Seçim sonuçlarını değerlendirirken "üzüntü" beyanlarının hiç bir anlamı yok. Bu bizim duygularımız. Duygularımız aklın önüne geçmemeli.
Önce “ne oldu da AKP kazandı?” Bunun ile başlayalım…
7 Haziran seçimleri ile 1 Kasım seçim süreci arsında "barış süreci" denen süreci Dolmabahçe Protokolü’ne rağmen red ederek silahlı müdahale dahil PKK'ya açık tavır aldı. Demek ki "barış süreci" AKP'nin bagajında bir yükmüş. 7 Haziran sonuçlarına bakıldığında 1 Kasımda oyunu % 20 arttırdığına göre. AKP'nin diğer bariz bir tavrı da "Cemaat" medyasına ve holdinglerine yasaları ihlal ederek te olsa açıkça ses getirecek şekilde müdahale etti. Cemaat AKP'nin "sürat motoru" zannediliyorken, bu da meğer bagajında büyük bir yükmüş.
AKP, parti olarak yukarda dile getirdiğim iki konudan açık seçik toplumun gözüne soka soka kurtulmayı hedefledi, başarıyı da yakaladı.
Ben hala kişi olarak "Kürt sorunu"nu Türkiye’nin en önemli sorunu olarak görüyorum. CHP bu konuda ne diyor? Biz bu konuyu "TBMM'nin iradesiyle çözmek istiyoruz" diyor. Peki halk Avrupa Birliği’nin "yerel yönetimler özerklik" şartı kararından ve bazı demokratikleşme isteklerinden başka partimizin bir tezini biliyor mu? Halk bu "özerklik" kararını onaylıyor mu? Bilmiyoruz. CHP'nin yeminli taraftarlarından başka yeni seçmen kazanamamasının bu iki olayla ilgisini irdelemek gerekmez mi?

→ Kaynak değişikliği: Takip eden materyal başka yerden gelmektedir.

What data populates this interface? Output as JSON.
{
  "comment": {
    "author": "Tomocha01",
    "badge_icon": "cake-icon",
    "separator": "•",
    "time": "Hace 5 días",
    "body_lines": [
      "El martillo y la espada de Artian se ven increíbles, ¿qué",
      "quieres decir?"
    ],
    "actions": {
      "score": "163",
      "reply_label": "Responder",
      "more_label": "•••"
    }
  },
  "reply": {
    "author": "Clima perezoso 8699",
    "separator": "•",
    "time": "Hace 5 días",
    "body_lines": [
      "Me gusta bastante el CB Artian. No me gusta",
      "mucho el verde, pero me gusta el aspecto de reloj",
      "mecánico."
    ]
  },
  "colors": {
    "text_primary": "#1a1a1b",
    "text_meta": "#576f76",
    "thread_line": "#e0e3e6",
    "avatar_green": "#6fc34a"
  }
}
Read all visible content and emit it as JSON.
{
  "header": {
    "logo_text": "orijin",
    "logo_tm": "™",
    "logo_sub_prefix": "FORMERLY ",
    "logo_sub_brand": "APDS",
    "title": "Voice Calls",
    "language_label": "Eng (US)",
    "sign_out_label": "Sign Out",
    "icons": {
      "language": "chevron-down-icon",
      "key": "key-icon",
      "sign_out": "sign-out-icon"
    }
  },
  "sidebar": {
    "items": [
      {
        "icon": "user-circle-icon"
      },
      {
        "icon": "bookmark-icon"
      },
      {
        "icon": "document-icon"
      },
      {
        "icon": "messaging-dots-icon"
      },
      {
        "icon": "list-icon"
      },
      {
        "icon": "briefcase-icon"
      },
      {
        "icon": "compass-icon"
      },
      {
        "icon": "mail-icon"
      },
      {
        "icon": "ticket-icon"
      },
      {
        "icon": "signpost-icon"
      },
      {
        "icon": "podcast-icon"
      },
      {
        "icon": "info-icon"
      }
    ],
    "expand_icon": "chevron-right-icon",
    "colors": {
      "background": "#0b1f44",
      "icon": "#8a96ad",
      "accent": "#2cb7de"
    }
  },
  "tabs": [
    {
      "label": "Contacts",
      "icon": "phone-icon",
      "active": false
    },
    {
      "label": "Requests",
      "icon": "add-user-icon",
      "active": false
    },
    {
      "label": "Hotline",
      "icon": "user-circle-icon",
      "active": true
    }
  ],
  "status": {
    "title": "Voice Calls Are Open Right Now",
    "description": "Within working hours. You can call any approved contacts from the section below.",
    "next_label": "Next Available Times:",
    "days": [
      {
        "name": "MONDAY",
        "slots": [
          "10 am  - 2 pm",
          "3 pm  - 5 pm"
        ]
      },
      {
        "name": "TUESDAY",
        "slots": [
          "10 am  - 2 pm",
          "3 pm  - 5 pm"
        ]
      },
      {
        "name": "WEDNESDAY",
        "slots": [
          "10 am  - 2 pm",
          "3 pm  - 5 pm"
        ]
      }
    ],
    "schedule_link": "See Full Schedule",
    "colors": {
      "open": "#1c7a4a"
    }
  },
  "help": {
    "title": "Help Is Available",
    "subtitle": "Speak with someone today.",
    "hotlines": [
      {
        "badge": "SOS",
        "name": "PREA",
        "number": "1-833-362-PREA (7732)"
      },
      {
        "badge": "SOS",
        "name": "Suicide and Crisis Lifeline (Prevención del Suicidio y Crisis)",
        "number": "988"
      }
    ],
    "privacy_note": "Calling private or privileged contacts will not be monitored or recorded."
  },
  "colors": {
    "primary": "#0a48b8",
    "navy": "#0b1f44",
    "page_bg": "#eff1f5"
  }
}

Sağdan soldan "yıldız" transferinin son iki seçimdir zerre katkısını göremedik.
Bir de Sayın Kemal Kılıçdaroğlu görev aldığından beri partinin seçim beyannamelerini aynı "kadro" hazırlıyor. Tüm beyannamelerimiz basından övgü aldı. Ancak yeminli seçmen dışında kimse ilgi göstermedi.
Liderlik elbette tartışılmalı, ancak sanırım öncelik politikalarımızda olmalı. Belirlenen hayata geçirilmesi düşünülen politikalara göre de parti kadrolaşmalı. Bunlara önceliği alınmadan yapılacak tartışmalar partinin sadık tabanının küsmesine neden olur.